Digital Images: Under the Hood

As mentioned earlier, digital images are made of thousands of little squares called pixels. Each pixel can display one color at a time; this color information is stored in one of a number of different ways.

In general, there are two parts to a modern digital image: 1) the picture itself, and 2) the palette of colors available to the picture.

In the olden days of computing, there was only 1-bit color, which consisted of black and white (or black and gold, or black and green, depending on the color of the monitor). Each pixel could be either black OR white, off (black) or on (white) (no grays). A 1-bit palette (as such), therefore, has only two colors. The picture was made up of these black and white pixels and was usually rather primitive looking.

Example:

Elizabeth 1-Bit Color

As computing technology improved, 8-bit color (and the color palette system) was eventually developed. 8-bit color gave a color palette with 256 possible color choices; each pixel of a picture, therefore, used one of those 256 possible colors. Each pixel of the image would be linked, or "indexed", to one of the 256 colors on the palette. This color palette would be stored in the digital image file along with the pixel-based picture information.

Example:

Elizabeth Indexed Color

With this "indexed" color, it is possible to save a picture with an 8-bit (256 colors), a 7-bit (128 colors), a 6-bit (64 colors), a 5-bit (32 colors), a 4-bit (16 colors), a 3-bit (8 colors), a 2-bit (4 colors), or a 1-bit (2 colors) color palette. The lower the bit-depth of color palette you use, the smaller the file size for the final picture will be. Of course, the more colors you have in your color palette, the greater the fidelity your picture will have to the original.

Grayscale images use an 8-bit palette of 256 possible shades of gray to color their pictures; again, each pixel in the image is indexed to one of these 256 shades of gray. Believe it or not, 256 shades of gray make for a very finely-detailed rendering of a black-and-white photograph.

Example:

Elizabeth Grayscale

Of course, color photographs can use a lot more than 256 colors. To fully represent such pictures, 24-bit color was developed.

24-bit color, or "millions of colors", takes grayscale indexing a step further. 24-bit color uses the RGB (red-green-blue) color space, which is the basis of the modern computer display. If you take a photograph and make three grayscale renderings of it, one depicting the 256 possible shades of red, one depicting the 256 possible shades of green, and one depicting the 256 possible shades of blue, then combine those three renderings together, you get a picture with very accurate color reproduction utilizing millions of colors. Each pixel in the picture will be one of 256 possible shades of red, 256 possible shades of green, and 256 possible shades of blue.

24-bit color, however, makes digital images with very large file sizes since there is a lot of color information to store for every pixel. Even 8-bit, or 256 color, images can have fairly large file sizes. Large file sizes are not necessarily a problem if one is simply storing digital images on one's hard drive, or pulling digital images from a Photo CD. File transfer speeds over the Internet, however, are often quite slow, and file size becomes a critical issue when creating images for display via the Web.

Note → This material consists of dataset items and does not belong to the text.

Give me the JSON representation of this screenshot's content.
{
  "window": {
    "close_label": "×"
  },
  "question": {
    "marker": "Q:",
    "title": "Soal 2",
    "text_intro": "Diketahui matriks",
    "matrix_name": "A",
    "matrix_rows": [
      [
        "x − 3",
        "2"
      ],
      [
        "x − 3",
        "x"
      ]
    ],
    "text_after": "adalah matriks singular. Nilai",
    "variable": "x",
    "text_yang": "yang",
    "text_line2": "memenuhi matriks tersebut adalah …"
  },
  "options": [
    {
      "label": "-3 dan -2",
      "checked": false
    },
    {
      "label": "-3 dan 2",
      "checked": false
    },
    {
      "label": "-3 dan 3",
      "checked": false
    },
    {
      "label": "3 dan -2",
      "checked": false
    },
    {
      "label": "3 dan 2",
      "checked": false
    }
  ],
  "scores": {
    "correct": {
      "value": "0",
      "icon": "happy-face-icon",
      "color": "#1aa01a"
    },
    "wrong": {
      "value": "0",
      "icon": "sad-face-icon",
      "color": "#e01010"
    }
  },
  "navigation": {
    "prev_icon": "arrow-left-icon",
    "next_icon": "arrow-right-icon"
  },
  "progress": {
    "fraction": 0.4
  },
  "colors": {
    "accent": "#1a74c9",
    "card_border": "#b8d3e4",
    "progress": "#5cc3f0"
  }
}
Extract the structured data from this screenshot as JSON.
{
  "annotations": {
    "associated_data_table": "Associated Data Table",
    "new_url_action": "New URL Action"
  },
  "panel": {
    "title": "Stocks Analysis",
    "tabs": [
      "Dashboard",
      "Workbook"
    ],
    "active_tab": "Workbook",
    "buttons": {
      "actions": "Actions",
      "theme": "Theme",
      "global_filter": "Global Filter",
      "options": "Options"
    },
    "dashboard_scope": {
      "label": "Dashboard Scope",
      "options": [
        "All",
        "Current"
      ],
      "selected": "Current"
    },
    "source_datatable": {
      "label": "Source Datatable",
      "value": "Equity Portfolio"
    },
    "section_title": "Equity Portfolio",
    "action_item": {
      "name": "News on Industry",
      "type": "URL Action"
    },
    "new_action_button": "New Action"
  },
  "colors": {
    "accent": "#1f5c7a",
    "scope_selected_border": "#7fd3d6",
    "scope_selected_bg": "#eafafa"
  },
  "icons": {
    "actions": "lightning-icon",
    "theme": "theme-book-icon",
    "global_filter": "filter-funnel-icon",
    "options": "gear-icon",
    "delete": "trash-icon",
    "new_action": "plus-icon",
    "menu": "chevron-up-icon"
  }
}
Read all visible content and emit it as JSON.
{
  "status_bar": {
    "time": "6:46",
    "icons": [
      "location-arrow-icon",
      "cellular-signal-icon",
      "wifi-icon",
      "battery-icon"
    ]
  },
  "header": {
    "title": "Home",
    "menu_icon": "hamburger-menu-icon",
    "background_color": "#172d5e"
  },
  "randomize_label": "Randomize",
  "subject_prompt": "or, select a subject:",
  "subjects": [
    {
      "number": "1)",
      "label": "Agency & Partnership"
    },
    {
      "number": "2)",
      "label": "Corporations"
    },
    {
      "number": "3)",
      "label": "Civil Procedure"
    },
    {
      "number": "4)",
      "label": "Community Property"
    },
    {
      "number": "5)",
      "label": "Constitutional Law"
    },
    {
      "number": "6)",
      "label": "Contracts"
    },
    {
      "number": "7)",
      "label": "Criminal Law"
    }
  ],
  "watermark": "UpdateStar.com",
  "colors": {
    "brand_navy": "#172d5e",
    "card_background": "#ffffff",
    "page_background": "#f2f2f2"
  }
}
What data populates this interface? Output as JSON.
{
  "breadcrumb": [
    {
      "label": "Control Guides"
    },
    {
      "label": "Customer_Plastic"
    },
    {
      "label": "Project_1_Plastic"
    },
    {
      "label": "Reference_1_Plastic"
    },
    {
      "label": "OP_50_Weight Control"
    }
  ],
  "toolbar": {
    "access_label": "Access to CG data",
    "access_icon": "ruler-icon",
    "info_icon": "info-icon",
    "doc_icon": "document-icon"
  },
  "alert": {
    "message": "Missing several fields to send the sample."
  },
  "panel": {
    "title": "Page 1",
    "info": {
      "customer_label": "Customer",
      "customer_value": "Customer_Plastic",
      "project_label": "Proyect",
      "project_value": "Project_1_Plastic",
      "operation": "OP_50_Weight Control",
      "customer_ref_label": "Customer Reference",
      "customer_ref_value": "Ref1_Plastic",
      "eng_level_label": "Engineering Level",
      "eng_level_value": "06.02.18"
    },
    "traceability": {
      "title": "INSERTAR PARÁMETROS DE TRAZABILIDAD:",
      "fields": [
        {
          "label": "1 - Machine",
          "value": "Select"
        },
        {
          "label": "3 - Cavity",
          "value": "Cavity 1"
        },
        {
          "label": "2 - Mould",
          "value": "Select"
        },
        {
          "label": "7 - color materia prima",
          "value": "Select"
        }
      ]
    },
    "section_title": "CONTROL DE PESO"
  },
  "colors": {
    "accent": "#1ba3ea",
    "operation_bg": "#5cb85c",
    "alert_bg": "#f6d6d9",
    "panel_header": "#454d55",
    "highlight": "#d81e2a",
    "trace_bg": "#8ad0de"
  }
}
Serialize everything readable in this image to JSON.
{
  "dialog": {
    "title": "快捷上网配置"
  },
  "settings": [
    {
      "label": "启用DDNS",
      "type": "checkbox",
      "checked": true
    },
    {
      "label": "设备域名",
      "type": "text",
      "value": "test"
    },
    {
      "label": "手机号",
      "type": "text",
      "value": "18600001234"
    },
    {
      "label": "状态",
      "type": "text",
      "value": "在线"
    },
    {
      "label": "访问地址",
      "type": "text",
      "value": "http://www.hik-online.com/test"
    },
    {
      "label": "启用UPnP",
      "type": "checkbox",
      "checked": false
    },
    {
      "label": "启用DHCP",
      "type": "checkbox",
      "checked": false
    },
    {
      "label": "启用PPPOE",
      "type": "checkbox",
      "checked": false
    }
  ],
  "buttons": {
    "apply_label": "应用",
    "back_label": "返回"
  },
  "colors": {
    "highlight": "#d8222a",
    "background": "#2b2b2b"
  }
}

As a consequence, file compression schemes for digital images were developed to deal with this problem. There are two digital image compression schemes which are universally adopted on the Internet: GIF and JPEG.

Before we discuss GIF and JPEG compression schemes, however, we should talk about pixel resolution of an image. The density of pixels in an image can also affect image quality, just as the depth of colors in an image can affect image quality. The more pixels per inch you use, the finer the detail and the greater the resolution of the image becomes. For print purposes, pixel resolutions can vary anywhere from 300 to 1200 pixels per inch; again, the more pixels per inch you have, the better looking the image will be when printed out. More pixels per inch mean smoother lines, finer details, and higher image quality; fewer pixels per inch mean more jagged lines, less detail, and lower image quality. The more pixels per inch you have, however, the greater the final file size for your image. At 1200 pixels per inch in 24-bit color, a 1 inch by 1 inch image will take up 4.32MB of storage space; a 5 inch by 7 inch image (an ordinary photographic print size) would then take up over 151MB of storage space! A modem connection to the Internet can only transfer 3-4KB of data per second, which means that a 151MB image would take somewhere between 10.5 and 14 hours to download, an unreasonable amount of time for a single photograph!

The universal resolution for web-delivered graphics, however, is 72 pixels per inch, the same pixel resolution that was once standard for computer monitors. Uncompressed 24-bit color images at 72 pixels per inch, however, are still fairly sizeable: a 5 inch by 7 inch photograph at that resolution would still be over 545KB of data uncompressed, requiring several minutes to download over a modem connection. To make graphics-rich websites a practical reality, then, some sort of image compression is required to make the pictures smaller in file size; that's why GIF and JPEG compression schemes are so important on the Internet.